In the audio interview, O’Neill says he believes some details about the bin Laden mission, such as how he was killed, were no longer classified because they had been repeatedly leaked in the aftermath by high-level officials.
“Once anyone says anything at that level, it’s not classified,” he said.
“…I was told by people that I can’t even say I’m a Navy SEAL, so I don’t give a f*** what they think.”
Twenty-three SEALs and their interpreter launched the assault on the bin Laden compound just after midnight on the morning of May 2, 2011. They shot and killed bin Laden’s two bodyguards, one of bin Laden’s sons and the wife of one of the bodyguards.
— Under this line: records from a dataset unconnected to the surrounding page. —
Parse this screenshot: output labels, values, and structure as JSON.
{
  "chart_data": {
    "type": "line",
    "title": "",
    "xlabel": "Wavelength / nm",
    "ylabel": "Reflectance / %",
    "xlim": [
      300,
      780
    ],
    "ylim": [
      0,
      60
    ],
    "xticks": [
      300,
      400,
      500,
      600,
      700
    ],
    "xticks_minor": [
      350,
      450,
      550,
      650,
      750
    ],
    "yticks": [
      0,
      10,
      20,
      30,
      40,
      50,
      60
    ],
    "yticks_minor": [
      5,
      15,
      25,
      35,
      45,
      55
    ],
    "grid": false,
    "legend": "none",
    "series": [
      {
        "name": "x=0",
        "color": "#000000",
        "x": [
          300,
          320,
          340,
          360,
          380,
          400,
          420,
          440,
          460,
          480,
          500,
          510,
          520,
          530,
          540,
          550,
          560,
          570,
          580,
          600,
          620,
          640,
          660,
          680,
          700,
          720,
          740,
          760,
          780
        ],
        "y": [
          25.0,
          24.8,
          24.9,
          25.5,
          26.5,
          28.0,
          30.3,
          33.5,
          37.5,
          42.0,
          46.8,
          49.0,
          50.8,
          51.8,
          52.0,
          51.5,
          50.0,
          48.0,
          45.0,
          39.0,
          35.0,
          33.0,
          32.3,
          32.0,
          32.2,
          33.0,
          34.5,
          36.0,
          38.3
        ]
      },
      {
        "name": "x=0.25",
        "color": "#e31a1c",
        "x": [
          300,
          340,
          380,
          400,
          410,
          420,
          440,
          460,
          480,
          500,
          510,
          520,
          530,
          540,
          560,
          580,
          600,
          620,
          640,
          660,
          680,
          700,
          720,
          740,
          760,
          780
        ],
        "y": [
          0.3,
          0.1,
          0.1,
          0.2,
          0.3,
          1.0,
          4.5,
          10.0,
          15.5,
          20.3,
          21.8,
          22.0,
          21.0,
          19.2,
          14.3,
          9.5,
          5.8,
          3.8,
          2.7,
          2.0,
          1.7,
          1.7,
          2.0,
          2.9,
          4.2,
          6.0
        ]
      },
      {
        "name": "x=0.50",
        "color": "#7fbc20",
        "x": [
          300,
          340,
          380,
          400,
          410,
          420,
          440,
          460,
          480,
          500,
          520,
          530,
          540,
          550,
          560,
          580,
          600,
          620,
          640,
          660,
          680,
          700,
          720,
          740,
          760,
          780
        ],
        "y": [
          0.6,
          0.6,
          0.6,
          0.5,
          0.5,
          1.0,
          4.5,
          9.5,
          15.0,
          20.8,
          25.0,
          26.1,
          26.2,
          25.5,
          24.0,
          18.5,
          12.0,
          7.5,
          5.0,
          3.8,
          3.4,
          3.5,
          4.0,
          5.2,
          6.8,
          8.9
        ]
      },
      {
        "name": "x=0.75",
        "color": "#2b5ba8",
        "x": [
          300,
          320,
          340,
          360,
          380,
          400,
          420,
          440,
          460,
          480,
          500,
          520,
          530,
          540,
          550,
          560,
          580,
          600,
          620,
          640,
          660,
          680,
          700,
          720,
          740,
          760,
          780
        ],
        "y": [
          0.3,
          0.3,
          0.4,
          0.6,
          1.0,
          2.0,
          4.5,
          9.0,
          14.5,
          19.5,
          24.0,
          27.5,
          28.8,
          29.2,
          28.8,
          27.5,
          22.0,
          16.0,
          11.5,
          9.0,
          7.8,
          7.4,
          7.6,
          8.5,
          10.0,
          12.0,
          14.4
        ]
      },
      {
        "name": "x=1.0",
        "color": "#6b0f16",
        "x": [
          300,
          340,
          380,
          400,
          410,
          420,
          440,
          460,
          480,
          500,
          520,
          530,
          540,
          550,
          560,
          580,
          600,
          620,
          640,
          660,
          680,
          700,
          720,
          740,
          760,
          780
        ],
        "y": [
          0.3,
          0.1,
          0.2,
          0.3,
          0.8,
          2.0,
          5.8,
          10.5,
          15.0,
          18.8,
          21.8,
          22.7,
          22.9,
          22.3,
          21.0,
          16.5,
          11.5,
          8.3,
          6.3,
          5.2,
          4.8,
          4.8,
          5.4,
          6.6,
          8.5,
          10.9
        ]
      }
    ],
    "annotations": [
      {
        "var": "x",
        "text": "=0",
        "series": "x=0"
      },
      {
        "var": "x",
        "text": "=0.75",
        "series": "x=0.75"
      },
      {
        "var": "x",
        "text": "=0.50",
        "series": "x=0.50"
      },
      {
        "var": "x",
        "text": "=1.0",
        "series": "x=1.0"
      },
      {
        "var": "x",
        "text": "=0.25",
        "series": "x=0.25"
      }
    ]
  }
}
They also wounded two other women.
O’Neill has told his story before in a lengthy profile in Esquire in 2013, in which O’Neill was described not with his real name but only as “The Shooter.”
In the Esquire piece, O’Neill/The Shooter was said to have encountered al Qaeda’s leader face-to-face in the top-floor bedroom of the compound in Abbottabad where he had been hiding for more than five years.
The Shooter said the al Qaeda leader was standing up and had a gun “within reach,” and it was only then that the Shooter fired two shots into bin Laden’s forehead, killing him. That account was in conflict with the narrative in “No Easy Day.”
Another member of the secretive SEAL Team 6, which executed the bin Laden raid, told CNN’s Peter Bergen the story of The Shooter as presented in Esquire is false. According to this serving SEAL Team 6 operator, the story is “complete BS.”
But in the audio interview, O’Neill dismissed the criticism.
“Even now, I mean, there are guys now saying that I am full of s***,” he said. “…You only know what you were told unless you were in the room. And unfortunately for me, there was two people in the room, and one of us is dead and that’s Osama bin Laden.”